I could be gone a while. You’re sure about this?”
“Mom, you are leaving me to hang with Dad, not with a tyrannical toddler. Go to your first candidate meeting, would you? I’ve been here a couple weeks. If you aren’t going to trust me now, you never will.”
“It isn’t trust, sweetie. I am just a doting mother and wife. What can I say?” She is flush with excitement. I wonder how many years she has dreamed of becoming more involved, more influential for the sake of what she believes in—education, equality, fair housing, and funding for kids.
“Don’t forget your special lunch. Josiah and I packed it this morning.” I hand her a bright red lunch box covered with stickers. The night before, Marcus asked the kids to decorate white labels with campaign slogans or reasons why Mom should win a seat on the city council.
As she reads these for the first time, she puts her hand to her mouth. I can tell she is about to cry.
“Nobody wants a tardy and bawling councilwoman.”
With a blue scarf draped around her shoulders and her lunch box in hand, Mom kicks open the screen door and walks out into the mild heat of the late morning sun.
“I’d vote for her,” Dad says as he approaches me with careful, slow steps.
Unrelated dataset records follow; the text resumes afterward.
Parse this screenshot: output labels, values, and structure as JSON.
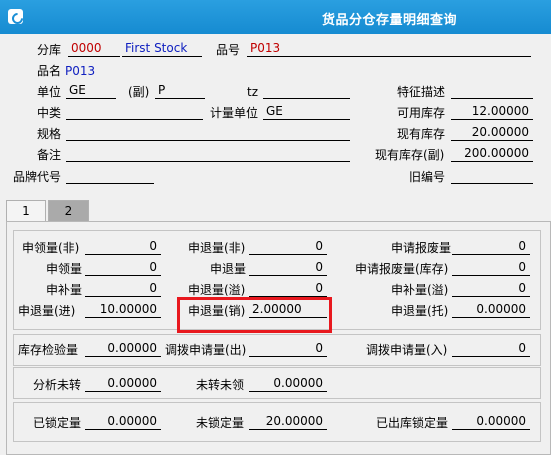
{
  "window": {
    "title": "货品分仓存量明细查询"
  },
  "header": {
    "warehouse": {
      "label": "分库",
      "code": "0000",
      "name": "First Stock"
    },
    "item_no": {
      "label": "品号",
      "value": "P013"
    },
    "item_name": {
      "label": "品名",
      "value": "P013"
    },
    "unit": {
      "label": "单位",
      "value": "GE"
    },
    "unit_secondary": {
      "label": "(副)",
      "value": "P"
    },
    "tz": {
      "label": "tz",
      "value": ""
    },
    "feature_desc": {
      "label": "特征描述",
      "value": ""
    },
    "mid_category": {
      "label": "中类",
      "value": ""
    },
    "measure_unit": {
      "label": "计量单位",
      "value": "GE"
    },
    "available_stock": {
      "label": "可用库存",
      "value": "12.00000"
    },
    "spec": {
      "label": "规格",
      "value": ""
    },
    "current_stock": {
      "label": "现有库存",
      "value": "20.00000"
    },
    "remark": {
      "label": "备注",
      "value": ""
    },
    "current_stock_secondary": {
      "label": "现有库存(副)",
      "value": "200.00000"
    },
    "brand_code": {
      "label": "品牌代号",
      "value": ""
    },
    "old_code": {
      "label": "旧编号",
      "value": ""
    }
  },
  "tabs": [
    {
      "label": "1",
      "active": false
    },
    {
      "label": "2",
      "active": true
    }
  ],
  "group1": {
    "col1": [
      {
        "label": "申领量(非)",
        "value": "0"
      },
      {
        "label": "申领量",
        "value": "0"
      },
      {
        "label": "申补量",
        "value": "0"
      },
      {
        "label": "申退量(进)",
        "value": "10.00000"
      }
    ],
    "col2": [
      {
        "label": "申退量(非)",
        "value": "0"
      },
      {
        "label": "申退量",
        "value": "0"
      },
      {
        "label": "申退量(溢)",
        "value": "0"
      },
      {
        "label": "申退量(销)",
        "value": "2.00000"
      }
    ],
    "col3": [
      {
        "label": "申请报废量",
        "value": "0"
      },
      {
        "label": "申请报废量(库存)",
        "value": "0"
      },
      {
        "label": "申补量(溢)",
        "value": "0"
      },
      {
        "label": "申退量(托)",
        "value": "0.00000"
      }
    ]
  },
  "group2": [
    {
      "label": "库存检验量",
      "value": "0.00000"
    },
    {
      "label": "调拨申请量(出)",
      "value": "0"
    },
    {
      "label": "调拨申请量(入)",
      "value": "0"
    }
  ],
  "group3": [
    {
      "label": "分析未转",
      "value": "0.00000"
    },
    {
      "label": "未转未领",
      "value": "0.00000"
    }
  ],
  "group4": [
    {
      "label": "已锁定量",
      "value": "0.00000"
    },
    {
      "label": "未锁定量",
      "value": "20.00000"
    },
    {
      "label": "已出库锁定量",
      "value": "0.00000"
    }
  ],
  "colors": {
    "titlebar": "#1a8fd6",
    "highlight": "#e8181e",
    "code_red": "#c00000",
    "link_blue": "#1020c0"
  }
}
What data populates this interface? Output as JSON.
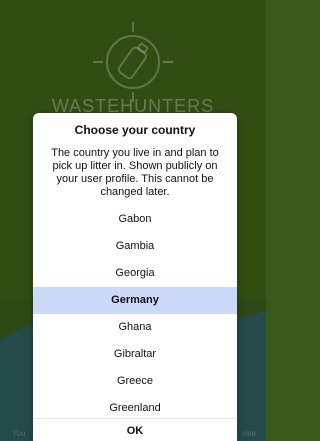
{
  "app": {
    "brand": "WASTEHUNTERS",
    "footer_left": "You",
    "footer_right": "rate",
    "logo_icon": "bottle-target-icon"
  },
  "dialog": {
    "title": "Choose your country",
    "description": "The country you live in and plan to pick up litter in. Shown publicly on your user profile. This cannot be changed later.",
    "countries": [
      "Gabon",
      "Gambia",
      "Georgia",
      "Germany",
      "Ghana",
      "Gibraltar",
      "Greece",
      "Greenland"
    ],
    "selected": "Germany",
    "ok_label": "OK"
  },
  "colors": {
    "background_green": "#3e5f16",
    "wave_teal": "#2c5b59",
    "selection": "#ccd9f8"
  }
}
His favorite trick of sneaking up on people is thwarted by his illness.
“Did you do your exercises with Fabio?” Dad’s therapist, Bernie, doesn’t really resemble Fabio other than in the long hair. But the lean and slightly bookish Bernie seemed flattered by the moniker I gave him when we met.
“All done. Watch.” Dad does a partial jumping jack for effect.
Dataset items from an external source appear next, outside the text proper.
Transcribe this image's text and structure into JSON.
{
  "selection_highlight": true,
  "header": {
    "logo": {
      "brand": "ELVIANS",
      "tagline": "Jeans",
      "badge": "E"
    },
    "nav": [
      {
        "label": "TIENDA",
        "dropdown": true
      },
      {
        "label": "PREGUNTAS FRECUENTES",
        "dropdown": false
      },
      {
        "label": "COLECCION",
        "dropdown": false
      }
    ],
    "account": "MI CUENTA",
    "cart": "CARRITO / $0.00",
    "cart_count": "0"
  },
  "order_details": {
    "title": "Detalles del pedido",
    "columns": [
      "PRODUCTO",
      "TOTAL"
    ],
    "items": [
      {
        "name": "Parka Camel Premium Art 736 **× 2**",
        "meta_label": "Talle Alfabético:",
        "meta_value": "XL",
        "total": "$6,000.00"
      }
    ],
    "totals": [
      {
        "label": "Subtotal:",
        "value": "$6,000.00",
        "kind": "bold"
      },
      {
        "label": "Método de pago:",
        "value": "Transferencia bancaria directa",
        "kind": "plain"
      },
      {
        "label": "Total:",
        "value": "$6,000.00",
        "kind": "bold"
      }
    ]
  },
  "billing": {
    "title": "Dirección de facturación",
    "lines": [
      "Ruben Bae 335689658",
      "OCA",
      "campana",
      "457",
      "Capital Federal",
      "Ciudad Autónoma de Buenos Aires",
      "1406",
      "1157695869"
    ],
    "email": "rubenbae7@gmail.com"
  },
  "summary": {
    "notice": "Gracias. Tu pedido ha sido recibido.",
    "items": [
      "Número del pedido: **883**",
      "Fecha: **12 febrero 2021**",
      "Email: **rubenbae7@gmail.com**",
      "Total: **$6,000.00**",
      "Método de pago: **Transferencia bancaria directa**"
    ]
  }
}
“I’m not sure how to interpret that move, Dad, but I will give you the benefit of the doubt. Do you have the educational tape of your choice with you?”
“All set up in the study room. Shall we?”
I loop my arm through his and we hold our heads up high. We invented this formal walk so it looks less like I am holding him up and more like he is escorting me around the neighborhood.
“I do believe you are gaining some bicep muscle, Father.”
We enter the empty room and each take a seat at a desk. I have fresh notepads and sharpened pencils ready for use. As part of our deal, Dad has not told me what we will be studying during his time of recovery. As he shuffles at a turtle’s pace over to the old boom box setting on a bookshelf, I can only hope we will not be learning to tango.
“Here’s lesson one.”
“Hit it, DJ Daddy.”
Through speakers torn and splattered with paint from past uses, the first words of our learning adventure fill the space between me and my father.
“Bonjour,” says a rich female voice.
“Bun-jer,” repeats my father with an intentionally horrific accent.
I take the crisp first sheet of paper on my pad, wad it up, and toss it at him. “French? This is what you have selected to make use of our study time?” I talk over the seductive voice as it works through various ways of greeting fellow countrymen.
“You said I could choose. This is what I choose.”
“Do you speak any language other than English?”
“Non.” My father says with pronounced nasal effect.
“Wouldn’t Spanish be more useful?” I throw my hands up in the air. I was all prepared to learn carpentry, Latin cooking, or astronomy.
As I am about to say “What on earth are you going to do with French?” my father quietly says, “Your mother has always wanted to go to Paris.”
From that point on, I learn to shut my mouth—fermé la bouche—and pay attention to the life lessons my father is trying to teach me.